Aujourd’hui, la Camif fait 40 millions d’euros de chiffre d’affaires et compte quatre cent mille clients. Emery Jacquillat s’est fixé 2040 comme horizon pour détrôner le géant suédois. Son modèle, il en est persuadé, va s’imposer. « Ma conviction, dit-il, c’est qu’à la fin du siècle, toutes les entreprises seront comme ça ». En 2013, bien avant la naissance du projet de loi Pacte, il a décidé de faire de la Camif une entreprise à mission, qui adresse des enjeux sociaux, environnementaux, tout en créant de la valeur. Une entreprise, qui, par sa raison d’être, a un impact positif sur la société.

« Cela va passer par un rejet des gros acteurs », prédit l’entrepreneur, qui précise que cela demande « un énorme changement de posture, notamment des actionnaires et des dirigeants ». Mais « l’état d’esprit des gens est en train de changer », constate-t-il, résolument optimiste. En atteste cette étude publiée quelques jours plus tôt par le cabinet VcomV, qui montre que Jean-Dominique Senart (qui a co-signé le rapport sur « L’entreprise et l’intérêt général », avec Nicole Notat), est le grand patron qui a la meilleure image.

L'entreprise, plus puissante que les Coop

« Ce n’est pas une question de génération mais d’état d’esprit », assure Emery Jacquillat, qui souligne que la loi Pacte, où apparaît le statut d’entreprise à mission, « arrive au bon moment ». « L’entreprise, dit-il, c’est le levier le plus puissant de transformation de la société ! Ce ne sont pas les Coop qui transforment véritablement les choses, c’est les citoyens, les collaborateurs et les entreprises ! » Il ajoute, enthousiaste : « C’est maintenant qu’il faut que les entreprises s’engagent ! On a besoin de leur puissance ! Nous-mêmes, en tant que chefs d’entreprises, on a besoin de sens ». C’est ainsi que, début mars, il a organisé une soirée dans ses locaux, en marge du Grand débat national, avec cent-vingt personnes. Rien de politique là-dedans, assure-t-il, juste un moment démocratique. Plus globalement, il estime qu’« Emmanuel Macron n’a pas d’autre choix que de réussir ».

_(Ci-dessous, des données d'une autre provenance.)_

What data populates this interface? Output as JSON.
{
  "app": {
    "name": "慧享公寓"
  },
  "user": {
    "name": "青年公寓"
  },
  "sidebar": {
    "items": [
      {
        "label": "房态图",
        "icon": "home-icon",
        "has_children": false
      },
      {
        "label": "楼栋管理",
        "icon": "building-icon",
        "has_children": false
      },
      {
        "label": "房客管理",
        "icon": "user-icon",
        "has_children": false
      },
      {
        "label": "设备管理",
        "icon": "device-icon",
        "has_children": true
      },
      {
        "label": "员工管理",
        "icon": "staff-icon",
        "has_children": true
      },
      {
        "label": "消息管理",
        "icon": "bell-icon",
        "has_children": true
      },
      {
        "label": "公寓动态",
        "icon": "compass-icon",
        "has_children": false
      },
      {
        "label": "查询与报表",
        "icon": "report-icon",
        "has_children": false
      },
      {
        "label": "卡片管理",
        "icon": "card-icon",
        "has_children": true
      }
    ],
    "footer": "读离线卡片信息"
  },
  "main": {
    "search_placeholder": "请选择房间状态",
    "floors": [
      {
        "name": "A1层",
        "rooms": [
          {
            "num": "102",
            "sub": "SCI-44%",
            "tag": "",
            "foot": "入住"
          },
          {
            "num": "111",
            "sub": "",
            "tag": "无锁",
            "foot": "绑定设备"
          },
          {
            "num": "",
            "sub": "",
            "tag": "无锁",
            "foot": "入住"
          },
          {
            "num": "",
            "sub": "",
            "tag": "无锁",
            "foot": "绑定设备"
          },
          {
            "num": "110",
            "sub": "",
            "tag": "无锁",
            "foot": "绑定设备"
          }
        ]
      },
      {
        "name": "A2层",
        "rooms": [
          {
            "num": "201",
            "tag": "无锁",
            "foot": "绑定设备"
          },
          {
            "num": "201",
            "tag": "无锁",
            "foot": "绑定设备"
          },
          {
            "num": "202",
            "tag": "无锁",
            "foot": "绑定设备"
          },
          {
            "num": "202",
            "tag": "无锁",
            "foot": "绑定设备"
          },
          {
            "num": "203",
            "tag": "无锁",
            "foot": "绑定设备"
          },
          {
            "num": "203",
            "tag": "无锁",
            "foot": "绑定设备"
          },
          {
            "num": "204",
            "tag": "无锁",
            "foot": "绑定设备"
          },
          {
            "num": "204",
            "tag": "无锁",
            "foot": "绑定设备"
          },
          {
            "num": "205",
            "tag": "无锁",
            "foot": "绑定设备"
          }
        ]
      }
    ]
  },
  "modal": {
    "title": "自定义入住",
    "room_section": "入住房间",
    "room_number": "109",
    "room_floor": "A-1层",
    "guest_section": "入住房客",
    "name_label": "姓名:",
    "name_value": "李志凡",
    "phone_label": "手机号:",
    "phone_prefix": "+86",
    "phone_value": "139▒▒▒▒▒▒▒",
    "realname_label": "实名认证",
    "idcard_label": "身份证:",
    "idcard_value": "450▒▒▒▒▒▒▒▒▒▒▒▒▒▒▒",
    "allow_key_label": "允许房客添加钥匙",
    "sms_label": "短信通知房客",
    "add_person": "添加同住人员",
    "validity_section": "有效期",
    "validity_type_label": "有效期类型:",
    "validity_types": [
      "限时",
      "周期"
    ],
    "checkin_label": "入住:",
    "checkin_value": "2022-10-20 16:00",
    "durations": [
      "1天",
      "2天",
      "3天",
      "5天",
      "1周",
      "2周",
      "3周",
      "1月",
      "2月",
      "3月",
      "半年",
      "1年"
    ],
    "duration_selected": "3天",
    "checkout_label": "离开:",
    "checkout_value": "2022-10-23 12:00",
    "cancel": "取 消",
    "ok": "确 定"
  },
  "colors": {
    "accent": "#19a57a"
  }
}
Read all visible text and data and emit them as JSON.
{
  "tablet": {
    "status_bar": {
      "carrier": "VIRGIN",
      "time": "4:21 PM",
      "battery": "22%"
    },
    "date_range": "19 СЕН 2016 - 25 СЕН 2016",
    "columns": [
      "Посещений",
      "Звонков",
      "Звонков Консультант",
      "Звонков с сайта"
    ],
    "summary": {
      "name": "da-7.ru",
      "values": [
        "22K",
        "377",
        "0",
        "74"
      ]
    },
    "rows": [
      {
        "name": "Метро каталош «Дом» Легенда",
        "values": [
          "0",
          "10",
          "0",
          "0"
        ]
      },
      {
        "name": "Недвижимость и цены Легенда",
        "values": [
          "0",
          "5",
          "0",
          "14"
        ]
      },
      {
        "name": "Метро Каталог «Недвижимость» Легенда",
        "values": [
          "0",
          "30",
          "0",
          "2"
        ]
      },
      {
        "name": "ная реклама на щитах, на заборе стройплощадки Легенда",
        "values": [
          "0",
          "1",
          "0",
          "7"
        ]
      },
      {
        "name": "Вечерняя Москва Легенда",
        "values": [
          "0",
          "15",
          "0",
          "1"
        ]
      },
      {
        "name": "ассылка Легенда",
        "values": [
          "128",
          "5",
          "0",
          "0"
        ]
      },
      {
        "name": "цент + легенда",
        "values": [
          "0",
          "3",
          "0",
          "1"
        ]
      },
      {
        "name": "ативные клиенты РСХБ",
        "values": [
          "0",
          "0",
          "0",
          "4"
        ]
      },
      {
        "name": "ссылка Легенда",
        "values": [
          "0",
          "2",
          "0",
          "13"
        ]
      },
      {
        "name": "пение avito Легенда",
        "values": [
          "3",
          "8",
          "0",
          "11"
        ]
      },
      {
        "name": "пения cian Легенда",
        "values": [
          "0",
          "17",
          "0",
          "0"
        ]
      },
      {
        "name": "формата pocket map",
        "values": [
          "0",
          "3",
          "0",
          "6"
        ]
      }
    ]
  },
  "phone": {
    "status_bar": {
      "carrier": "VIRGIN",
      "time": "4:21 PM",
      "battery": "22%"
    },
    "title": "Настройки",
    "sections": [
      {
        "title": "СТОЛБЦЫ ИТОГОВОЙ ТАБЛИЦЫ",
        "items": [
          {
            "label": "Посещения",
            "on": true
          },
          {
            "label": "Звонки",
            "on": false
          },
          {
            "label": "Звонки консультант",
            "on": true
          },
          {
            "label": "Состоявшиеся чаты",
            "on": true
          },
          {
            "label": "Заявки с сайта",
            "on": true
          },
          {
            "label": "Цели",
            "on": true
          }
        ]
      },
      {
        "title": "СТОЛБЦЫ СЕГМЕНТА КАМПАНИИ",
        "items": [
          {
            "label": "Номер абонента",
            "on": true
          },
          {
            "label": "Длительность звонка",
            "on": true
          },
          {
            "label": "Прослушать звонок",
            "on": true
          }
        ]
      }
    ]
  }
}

« Emery Jacquillat est l’un des précurseurs de ce statut d’entreprise à mission », salue Geneviève Ferone, cofondatrice du cabinet de conseil Prophil, spécialiste de la responsabilité sociale et environnementale des entreprises (RSE). Elle loue aussi son exigence et le fait qu’il soit dans le même temps « le meilleur commercial » de la Camif. « Avoir une entreprise à mission, explique-t-elle, c’est se mettre sur la ligne de départ avec un sac à dos qui pèse vingt kilos de plus que les autres ! »

« Quand il croit en quelque chose, il s’y lance à corps perdu, parce qu’il y croit », témoigne Gaëtane Meslin, journaliste à BFM TV, amie de longue date. « Il y a une vivacité, une curiosité, une empathie, note Geneviève Ferone, qui évoque aussi « des valeurs très fortes et une note d’optimisme ! Il est toujours dans la solution », remarque-t-elle. « Je suis super optimiste », confirme le Président de la Camif, qui s’estime heureux d’avoir des « gens qui l’entourent et qui voient les choses qui ne vont pas ».

Inspirant

Revenu vivre à Paris avec sa femme, qui travaille avec lui, et ses enfants (« Il était conclu, raconte-t-il, qu’on reviendrait au bout de cinq ans »), Emery Jacquillat passe trois jours par semaine à Niort. Très sollicité, il a beaucoup de rendez-vous, qui sont calés par une assistante virtuelle. Son outil de travail, explique-t-il, c’est son smartphone. Il s’investit dans plusieurs initiatives, comme dans la Communauté des entreprises à missions, qui regroupe environ soixante-dix dirigeants, « qui veulent transformer leur organisation », et il partage son expérience avec de jeunes entrepreneurs.

C’est le cas de Guillaume Gibault, fondateur du Slip Français, qui s’est rapproché d’Emery Jacquillat ces derniers temps. Il apprécie qu’il soit « toujours en ligne avec ses convictions, droit dans ses bottes ». « C’est hyper inspirant de voir qu’on peut prendre ces sujets à bras le corps et cela donne envie de suivre l’exemple », assure Guillaume Gibault, persuadé, comme le patron de la Camif, que d’ici la fin de ce siècle, toutes les entreprises seront des entreprises à missions.